- Simplified Chinese: 卫兴华
- Traditional Chinese: 衛興華

Standard Mandarin
- Hanyu Pinyin: Wèi Xìnghuá
- IPA: [wêɪ ɕîŋ.xwǎ]

= Wei Xinghua =

Chinese economist and educator (1925–2019)

Wei Xinghua (卫兴华; October 1925 – 6 December 2019) was a Chinese economist and educator. He specialized in the study of capital and contributed to the "sinicization" of Marxist political economy. He served as professor and chair of the Department of Economics of Renmin University of China and was awarded the national honorary title of "People's Educator" in 2019.

== Biography ==
Wei was born October 1925 into a peasant family in Wutai County, Shanxi, Republic of China, and grew up during the Second Sino-Japanese War. He joined the underground Communist movement in 1946 and became a member of the Chinese Communist Party a year later. He and two colleagues were once arrested by the Kuomintang government, but were released due to lack of evidence. He subsequently fled to Beijing, whereas his two colleagues were later rearrested and executed.

Wei studied at North China University (later renamed as Renmin University of China). Upon graduating from Renmin University's graduate program in economics in 1952, he stayed at the university as a faculty member. He later became professor and chair of Renmin University's economics department. He specialized in the study of capital and was credited for his contributions to the "sinicization of Marxist political economy". In 1986, he advocated giving enterprises more freedom to determine their own objectives, which won the support of many other economists.

Wei published more than 40 books and over 1000 research papers and other articles.

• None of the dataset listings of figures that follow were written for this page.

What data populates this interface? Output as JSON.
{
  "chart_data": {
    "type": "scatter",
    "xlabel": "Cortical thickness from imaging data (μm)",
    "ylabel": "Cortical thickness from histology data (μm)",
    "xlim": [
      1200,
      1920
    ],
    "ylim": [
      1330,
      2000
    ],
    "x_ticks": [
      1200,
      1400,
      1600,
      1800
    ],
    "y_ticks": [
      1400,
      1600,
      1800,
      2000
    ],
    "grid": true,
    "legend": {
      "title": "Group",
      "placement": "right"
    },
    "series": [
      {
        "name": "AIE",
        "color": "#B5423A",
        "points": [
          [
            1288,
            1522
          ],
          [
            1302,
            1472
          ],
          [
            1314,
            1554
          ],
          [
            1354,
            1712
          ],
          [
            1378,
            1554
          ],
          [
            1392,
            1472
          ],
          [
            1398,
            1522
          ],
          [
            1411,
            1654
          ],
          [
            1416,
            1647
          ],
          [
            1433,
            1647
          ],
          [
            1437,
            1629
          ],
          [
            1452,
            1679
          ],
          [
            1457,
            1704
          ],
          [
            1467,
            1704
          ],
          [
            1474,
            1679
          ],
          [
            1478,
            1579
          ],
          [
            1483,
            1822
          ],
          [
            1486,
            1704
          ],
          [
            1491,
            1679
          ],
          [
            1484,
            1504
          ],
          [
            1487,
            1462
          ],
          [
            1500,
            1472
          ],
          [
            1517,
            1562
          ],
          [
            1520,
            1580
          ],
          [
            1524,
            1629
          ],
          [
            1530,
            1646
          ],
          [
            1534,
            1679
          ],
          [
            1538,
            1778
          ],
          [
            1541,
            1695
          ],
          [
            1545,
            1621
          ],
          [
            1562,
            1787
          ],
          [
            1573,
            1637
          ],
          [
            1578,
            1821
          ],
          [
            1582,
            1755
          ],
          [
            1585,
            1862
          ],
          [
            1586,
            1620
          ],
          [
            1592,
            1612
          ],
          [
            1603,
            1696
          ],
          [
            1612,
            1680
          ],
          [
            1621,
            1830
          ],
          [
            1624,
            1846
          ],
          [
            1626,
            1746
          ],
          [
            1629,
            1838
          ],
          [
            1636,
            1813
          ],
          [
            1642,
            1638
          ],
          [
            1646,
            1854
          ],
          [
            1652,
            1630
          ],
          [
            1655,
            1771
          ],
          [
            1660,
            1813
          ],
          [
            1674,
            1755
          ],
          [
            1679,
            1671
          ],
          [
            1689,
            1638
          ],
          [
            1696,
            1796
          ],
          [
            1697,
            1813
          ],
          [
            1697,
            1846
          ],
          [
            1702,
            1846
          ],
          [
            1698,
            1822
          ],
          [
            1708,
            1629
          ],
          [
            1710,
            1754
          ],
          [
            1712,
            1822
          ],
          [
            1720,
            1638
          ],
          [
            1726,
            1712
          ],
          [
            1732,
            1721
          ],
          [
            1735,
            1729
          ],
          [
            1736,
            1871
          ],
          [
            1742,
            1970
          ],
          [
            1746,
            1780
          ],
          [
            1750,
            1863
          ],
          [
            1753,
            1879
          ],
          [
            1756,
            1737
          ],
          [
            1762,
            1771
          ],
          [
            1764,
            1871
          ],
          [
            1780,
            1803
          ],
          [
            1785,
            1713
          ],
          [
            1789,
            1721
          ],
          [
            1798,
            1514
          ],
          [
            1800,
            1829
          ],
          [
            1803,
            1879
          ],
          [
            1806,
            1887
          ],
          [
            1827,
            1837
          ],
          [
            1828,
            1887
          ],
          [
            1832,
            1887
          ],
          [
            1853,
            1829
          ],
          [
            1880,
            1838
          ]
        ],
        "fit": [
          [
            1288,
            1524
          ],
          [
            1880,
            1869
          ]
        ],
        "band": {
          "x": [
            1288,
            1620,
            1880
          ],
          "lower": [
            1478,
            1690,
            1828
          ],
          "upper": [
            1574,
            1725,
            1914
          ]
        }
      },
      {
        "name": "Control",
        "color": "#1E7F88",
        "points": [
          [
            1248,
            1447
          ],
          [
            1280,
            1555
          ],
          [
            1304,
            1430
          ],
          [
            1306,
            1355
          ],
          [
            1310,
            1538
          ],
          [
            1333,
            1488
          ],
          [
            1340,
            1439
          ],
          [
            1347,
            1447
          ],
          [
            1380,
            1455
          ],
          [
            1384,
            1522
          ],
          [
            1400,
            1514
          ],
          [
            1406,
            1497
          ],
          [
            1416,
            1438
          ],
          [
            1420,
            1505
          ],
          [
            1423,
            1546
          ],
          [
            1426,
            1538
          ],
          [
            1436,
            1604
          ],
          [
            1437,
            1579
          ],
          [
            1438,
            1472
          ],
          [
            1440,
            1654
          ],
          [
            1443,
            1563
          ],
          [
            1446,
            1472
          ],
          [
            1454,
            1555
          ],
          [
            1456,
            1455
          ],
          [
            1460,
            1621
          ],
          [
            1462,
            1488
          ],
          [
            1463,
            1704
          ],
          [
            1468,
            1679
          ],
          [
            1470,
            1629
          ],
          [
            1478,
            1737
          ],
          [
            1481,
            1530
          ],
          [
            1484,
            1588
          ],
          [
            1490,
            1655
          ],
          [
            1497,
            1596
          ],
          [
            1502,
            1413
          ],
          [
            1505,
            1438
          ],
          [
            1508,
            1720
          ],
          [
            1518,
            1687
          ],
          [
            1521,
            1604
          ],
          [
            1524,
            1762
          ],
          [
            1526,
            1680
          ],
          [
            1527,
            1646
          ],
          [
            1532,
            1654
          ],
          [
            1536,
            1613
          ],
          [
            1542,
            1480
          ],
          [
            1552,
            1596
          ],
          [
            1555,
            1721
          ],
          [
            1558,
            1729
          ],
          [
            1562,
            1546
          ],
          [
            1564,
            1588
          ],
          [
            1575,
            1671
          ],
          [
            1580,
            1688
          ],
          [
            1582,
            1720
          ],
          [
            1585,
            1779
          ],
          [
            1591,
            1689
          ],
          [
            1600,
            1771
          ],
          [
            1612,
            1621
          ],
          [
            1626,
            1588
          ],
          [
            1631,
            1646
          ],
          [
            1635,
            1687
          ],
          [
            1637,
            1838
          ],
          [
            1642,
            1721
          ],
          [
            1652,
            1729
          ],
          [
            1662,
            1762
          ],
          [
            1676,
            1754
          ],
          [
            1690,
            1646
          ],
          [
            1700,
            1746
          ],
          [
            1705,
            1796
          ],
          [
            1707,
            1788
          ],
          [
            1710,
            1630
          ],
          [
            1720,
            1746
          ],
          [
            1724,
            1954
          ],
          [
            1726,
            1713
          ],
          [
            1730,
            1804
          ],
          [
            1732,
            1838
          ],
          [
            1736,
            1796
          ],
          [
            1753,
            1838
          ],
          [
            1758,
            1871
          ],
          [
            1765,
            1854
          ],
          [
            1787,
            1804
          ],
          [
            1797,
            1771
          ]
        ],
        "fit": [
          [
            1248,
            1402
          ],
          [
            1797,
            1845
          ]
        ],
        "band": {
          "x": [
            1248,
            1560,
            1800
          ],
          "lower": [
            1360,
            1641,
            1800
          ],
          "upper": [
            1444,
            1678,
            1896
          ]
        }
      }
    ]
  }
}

He was the chief editor of the textbook Principles of Political Economy (政治经济学原理), one of the most widely used textbooks in China. He proposed influential theories regarding the commodity economy and multiple elements of productivity. He was twice awarded the Sun Yefang Economics Prize for Outstanding Research Papers. Although Chinese media often described him as an "authority" or "master" in economics, he rejected such accolades and proclaimed that China did not have any world-class "authority" or "master" in economics.

During the celebrations for the 70th anniversary of the People's Republic of China, President Xi Jinping awarded Wei the National Honorary Title of "People's Educator" on 29 September 2019, although Wei was unable to attend the award ceremony due to poor health.

Wei died on 6 December 2019 in Beijing, aged 94.